Les clients du métro parisien peuvent, depuis quelques temps, regarder des affiches publicitaires d’une chaîne de télévision annonçant le film Robin des Bois, qu’elle va bientôt diffuser. Sur l’affiche une main gantée, que l’on suppose être celle de Robin, attrape le cou d’un individu, qu’elle étrangle et qu’elle force à recracher des pièces d’or qu’il avait avalé. La légende de l’affiche est ainsi formulée : « Au Moyen-Âge, l’ISF s’appelait Robin. » Ainsi est resservi le vieux mythe qui fait de Robin des Bois le prince des voleurs, celui qui vole les riches pour donner aux pauvres. Image appréciée en France ou la lutte contre les inégalités, contre les riches, contre les entrepreneurs, est toujours très prisée.
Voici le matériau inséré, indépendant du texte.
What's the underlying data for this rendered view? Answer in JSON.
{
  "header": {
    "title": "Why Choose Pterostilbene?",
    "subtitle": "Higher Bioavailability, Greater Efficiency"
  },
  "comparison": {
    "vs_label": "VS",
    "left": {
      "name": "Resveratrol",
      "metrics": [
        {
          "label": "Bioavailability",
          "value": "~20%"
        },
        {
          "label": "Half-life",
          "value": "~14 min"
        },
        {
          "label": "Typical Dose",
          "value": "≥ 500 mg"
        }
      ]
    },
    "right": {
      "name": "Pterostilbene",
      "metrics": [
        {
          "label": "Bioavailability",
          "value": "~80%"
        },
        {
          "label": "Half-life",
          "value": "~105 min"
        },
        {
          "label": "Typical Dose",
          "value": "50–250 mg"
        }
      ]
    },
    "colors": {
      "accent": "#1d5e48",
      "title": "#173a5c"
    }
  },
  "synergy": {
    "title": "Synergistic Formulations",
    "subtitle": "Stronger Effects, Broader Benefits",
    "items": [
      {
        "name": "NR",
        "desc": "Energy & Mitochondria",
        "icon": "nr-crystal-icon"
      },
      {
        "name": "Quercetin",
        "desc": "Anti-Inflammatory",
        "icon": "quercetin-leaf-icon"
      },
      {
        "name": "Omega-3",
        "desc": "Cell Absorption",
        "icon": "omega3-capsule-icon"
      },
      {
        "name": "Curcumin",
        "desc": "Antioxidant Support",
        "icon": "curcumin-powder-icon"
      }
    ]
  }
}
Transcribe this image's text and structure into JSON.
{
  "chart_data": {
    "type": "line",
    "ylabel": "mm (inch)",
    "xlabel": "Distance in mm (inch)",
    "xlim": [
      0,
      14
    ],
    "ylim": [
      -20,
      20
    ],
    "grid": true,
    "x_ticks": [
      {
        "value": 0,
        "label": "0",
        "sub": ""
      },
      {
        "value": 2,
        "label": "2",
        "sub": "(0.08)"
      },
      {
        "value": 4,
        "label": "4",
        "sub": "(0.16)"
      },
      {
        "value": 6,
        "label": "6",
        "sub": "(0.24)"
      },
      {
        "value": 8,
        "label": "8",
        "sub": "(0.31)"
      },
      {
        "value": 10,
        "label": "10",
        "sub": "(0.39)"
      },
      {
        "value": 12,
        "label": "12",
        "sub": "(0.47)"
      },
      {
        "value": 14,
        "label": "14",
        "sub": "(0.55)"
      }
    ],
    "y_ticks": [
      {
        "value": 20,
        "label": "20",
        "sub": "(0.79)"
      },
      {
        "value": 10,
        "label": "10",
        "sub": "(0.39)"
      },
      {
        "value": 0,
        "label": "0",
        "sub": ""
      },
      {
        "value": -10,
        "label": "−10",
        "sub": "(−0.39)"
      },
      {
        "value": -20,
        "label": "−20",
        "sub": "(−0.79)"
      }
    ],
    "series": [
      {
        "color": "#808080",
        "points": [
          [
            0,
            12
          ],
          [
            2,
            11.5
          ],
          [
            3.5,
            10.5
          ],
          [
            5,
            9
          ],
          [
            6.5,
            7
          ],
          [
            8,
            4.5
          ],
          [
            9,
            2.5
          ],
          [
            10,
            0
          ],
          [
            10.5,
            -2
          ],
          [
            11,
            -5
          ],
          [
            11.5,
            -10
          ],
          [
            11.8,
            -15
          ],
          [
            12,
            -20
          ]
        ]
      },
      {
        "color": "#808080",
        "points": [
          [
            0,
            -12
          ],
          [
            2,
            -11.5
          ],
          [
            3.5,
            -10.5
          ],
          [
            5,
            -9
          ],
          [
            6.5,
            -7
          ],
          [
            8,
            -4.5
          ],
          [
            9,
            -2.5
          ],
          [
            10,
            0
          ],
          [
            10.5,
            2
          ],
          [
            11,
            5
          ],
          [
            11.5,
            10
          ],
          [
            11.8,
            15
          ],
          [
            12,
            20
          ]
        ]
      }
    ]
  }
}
C’est le combat des gros contre les petits, et Robin est indubitablement du côté des petits.
Mais cette figure de Robin des Bois a été largement détournée de l’originale. Certes les racines de la légende sont nombreuses, autant que les poèmes et les ballades anglaises qui évoquent ce héros littéraire, mais il n’est jamais fait mention de celui qui vole les riches pour donner aux pauvres, cela c’est une invention française. Que l’on se souvienne du film de 1973, réalisé par les studios Disney, ou de celui de 1991, avec Kevin Costner et Sean Connery ; ces deux-là sont plus conformes à la réalité.
Robin est avant tout un seigneur, fidèle à son roi légitime, le roi Richard, dont le trône a été usurpé alors qu’il participait à la croisade. Chez Disney, c’est son frère Jean sans Terre, chez Kevin Reynolds, c’est le shérif de Nottingham, qui lui ont pris ses terres. Avant de combattre pour les pauvres, Robin combat pour son roi. Avant de dérober les riches, il dérobe les usurpateurs. Robin n’est pas un fiscaliste prélevant l’ISF, il est un monarchiste restaurant la légitimité. Il est compréhensible que cette image heurtant la sensibilité politique française ait été transformée en symbole marxiste. Tout au long de ses aventures, Robin travaille en sous main pour Richard, et s’il refuse de payer l’impôt c’est parce que cet État n’est pas légitime à ses yeux. Il est aussi celui qui combat l’oppression fiscale, les taxes multipliées et ajoutées qui pèsent sur les habitants de son pays, les appauvrissant pour enrichir l’État et les politiques qui vivent de ces impôts. Robin est donc aussi le héraut des libéraux et des contribuables ; une autre image qui n’est guère appréciée.
Enfin, dans les versions du 19e siècle, Robin des Bois est présenté comme étant un seigneur saxon qui combat les Normands après la bataille d’Hastings de 1066. Il est alors celui qui refuse l’envahisseur et lutte pour la survie politique de son pays et le respect de sa culture.
On voit comment l’image de Robin est transhistorique – Hastings est au 11e siècle, Richard Cœur de Lion au 12e –, polymorphe – combattant de l’indépendance saxonne, partisan royaliste, sans-culotte des forêts – et finalement assez malléable pour plaire à différents pays et à différentes cultures.